Questions-réponses sur le mouvement Deus Vult

Question (Q) – Vous êtes à l’origine d’un jeune mouvement catholique et nationaliste de formation très récente qui commence à faire parler de lui. D’où vous est venue l’idée ?

Deus Vult (DV) – Nous sommes avant tout une école de formation métapolitique et culturelle.

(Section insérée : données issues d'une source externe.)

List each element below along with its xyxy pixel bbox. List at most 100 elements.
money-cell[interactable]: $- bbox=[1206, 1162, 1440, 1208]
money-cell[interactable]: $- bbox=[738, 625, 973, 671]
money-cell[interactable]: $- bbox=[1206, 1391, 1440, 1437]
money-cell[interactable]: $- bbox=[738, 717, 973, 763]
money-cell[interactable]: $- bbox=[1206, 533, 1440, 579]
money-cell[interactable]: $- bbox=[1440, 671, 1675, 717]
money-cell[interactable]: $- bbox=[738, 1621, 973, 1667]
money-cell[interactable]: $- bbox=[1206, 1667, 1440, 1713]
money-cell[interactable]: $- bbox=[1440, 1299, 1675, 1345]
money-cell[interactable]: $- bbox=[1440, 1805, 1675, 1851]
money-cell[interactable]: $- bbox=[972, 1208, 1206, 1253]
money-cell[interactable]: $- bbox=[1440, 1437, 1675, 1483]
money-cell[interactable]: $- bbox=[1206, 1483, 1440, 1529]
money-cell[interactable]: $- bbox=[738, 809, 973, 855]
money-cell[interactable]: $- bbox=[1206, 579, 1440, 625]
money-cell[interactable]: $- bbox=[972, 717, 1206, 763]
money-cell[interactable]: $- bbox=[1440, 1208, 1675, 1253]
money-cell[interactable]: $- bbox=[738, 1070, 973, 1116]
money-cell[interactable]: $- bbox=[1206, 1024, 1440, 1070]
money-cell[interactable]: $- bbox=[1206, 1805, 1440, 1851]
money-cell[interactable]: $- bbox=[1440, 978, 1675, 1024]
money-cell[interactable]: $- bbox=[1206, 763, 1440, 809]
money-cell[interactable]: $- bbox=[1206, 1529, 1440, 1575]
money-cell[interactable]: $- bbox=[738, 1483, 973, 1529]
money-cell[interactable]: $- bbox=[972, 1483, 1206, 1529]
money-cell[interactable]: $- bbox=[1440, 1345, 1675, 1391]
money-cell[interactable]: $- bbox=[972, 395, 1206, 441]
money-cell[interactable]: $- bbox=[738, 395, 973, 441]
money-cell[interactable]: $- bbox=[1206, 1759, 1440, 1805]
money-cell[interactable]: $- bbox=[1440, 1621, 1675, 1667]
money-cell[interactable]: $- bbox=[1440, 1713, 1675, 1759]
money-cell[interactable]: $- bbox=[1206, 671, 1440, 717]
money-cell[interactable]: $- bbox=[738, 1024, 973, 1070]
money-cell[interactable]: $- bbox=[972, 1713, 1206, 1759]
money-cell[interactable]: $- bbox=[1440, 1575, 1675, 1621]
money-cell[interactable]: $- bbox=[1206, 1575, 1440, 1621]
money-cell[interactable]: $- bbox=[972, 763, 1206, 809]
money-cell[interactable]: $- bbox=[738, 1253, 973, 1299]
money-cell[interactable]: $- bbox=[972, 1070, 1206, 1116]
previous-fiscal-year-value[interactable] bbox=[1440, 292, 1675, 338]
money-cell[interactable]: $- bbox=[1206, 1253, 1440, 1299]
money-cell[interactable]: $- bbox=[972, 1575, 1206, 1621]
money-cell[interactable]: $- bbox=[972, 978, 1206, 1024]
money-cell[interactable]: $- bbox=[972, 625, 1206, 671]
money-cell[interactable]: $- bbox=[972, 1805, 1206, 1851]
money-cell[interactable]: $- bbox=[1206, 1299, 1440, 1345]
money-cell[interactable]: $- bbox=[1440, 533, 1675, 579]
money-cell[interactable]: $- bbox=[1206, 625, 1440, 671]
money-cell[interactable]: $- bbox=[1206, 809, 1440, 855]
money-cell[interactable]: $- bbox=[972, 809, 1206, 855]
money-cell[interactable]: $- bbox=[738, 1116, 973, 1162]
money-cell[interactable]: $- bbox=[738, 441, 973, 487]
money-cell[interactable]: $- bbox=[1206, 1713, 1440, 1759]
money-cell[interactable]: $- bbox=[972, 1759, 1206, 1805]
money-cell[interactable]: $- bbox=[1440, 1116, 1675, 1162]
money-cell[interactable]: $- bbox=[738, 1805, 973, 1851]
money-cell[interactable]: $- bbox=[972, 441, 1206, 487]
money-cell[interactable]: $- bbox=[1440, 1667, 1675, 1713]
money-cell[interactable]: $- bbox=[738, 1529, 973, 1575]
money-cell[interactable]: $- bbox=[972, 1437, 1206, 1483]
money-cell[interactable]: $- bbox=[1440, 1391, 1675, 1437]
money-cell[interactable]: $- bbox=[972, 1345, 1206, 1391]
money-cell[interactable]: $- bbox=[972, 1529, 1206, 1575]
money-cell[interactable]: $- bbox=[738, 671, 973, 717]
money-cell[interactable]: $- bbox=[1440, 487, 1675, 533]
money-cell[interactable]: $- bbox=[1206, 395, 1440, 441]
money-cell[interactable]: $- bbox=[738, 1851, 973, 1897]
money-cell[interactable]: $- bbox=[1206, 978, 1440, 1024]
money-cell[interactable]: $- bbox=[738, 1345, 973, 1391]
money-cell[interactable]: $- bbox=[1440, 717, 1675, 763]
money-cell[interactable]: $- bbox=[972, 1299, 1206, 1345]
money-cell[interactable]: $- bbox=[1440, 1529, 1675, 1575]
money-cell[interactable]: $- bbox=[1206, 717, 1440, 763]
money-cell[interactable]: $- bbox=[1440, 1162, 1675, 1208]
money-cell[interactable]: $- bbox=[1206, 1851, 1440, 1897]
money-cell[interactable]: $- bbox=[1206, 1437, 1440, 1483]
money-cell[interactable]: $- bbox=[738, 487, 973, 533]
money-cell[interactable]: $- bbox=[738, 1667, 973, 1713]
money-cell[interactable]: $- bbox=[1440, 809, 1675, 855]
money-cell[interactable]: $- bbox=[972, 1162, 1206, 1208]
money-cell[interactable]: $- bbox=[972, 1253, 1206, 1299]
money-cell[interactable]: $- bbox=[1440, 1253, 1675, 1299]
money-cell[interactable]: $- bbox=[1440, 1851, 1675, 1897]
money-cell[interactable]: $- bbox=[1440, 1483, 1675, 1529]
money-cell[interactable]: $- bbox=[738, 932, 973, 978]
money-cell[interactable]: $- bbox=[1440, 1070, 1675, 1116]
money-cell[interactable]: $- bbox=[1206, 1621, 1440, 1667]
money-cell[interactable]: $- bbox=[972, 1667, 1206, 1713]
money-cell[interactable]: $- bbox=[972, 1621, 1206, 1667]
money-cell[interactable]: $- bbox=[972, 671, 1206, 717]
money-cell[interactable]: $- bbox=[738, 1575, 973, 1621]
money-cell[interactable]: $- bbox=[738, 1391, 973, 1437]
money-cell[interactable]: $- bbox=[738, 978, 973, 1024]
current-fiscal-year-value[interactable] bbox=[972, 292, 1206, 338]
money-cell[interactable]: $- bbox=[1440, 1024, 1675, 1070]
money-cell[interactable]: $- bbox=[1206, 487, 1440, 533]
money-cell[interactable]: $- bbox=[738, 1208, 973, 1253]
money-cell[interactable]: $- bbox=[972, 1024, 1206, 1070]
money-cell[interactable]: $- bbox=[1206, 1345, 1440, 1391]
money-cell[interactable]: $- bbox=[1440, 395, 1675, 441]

L’idée de fonder un mouvement à proprement parler est venue après.

Nous n’avons pas vocation à faire de la « concurrence » à d’autres camarades mais plutôt à proposer à ces mêmes camarades une formation solide, sans engagement obligatoire à Deus Vult par ailleurs.

Nous sommes tous issus du courant nationaliste militant, mais nous avions l’impression que les collages et les tractages sans formation parallèle ne servaient à rien et que beaucoup d’autres mouvements s’y étaient employés avant nous sans résultats concrets.

Nous avons nous-mêmes suivi diverses formations et après avoir étudié les méthodes de nos adversaires, nous avons constaté que l’idéologie de mai 68, le libéralisme, le modernisme et l’esprit de la Révolution en général s’étaient imposés grâce à leur emprise sur trois grands secteurs : la culture, l’enseignement et les médias.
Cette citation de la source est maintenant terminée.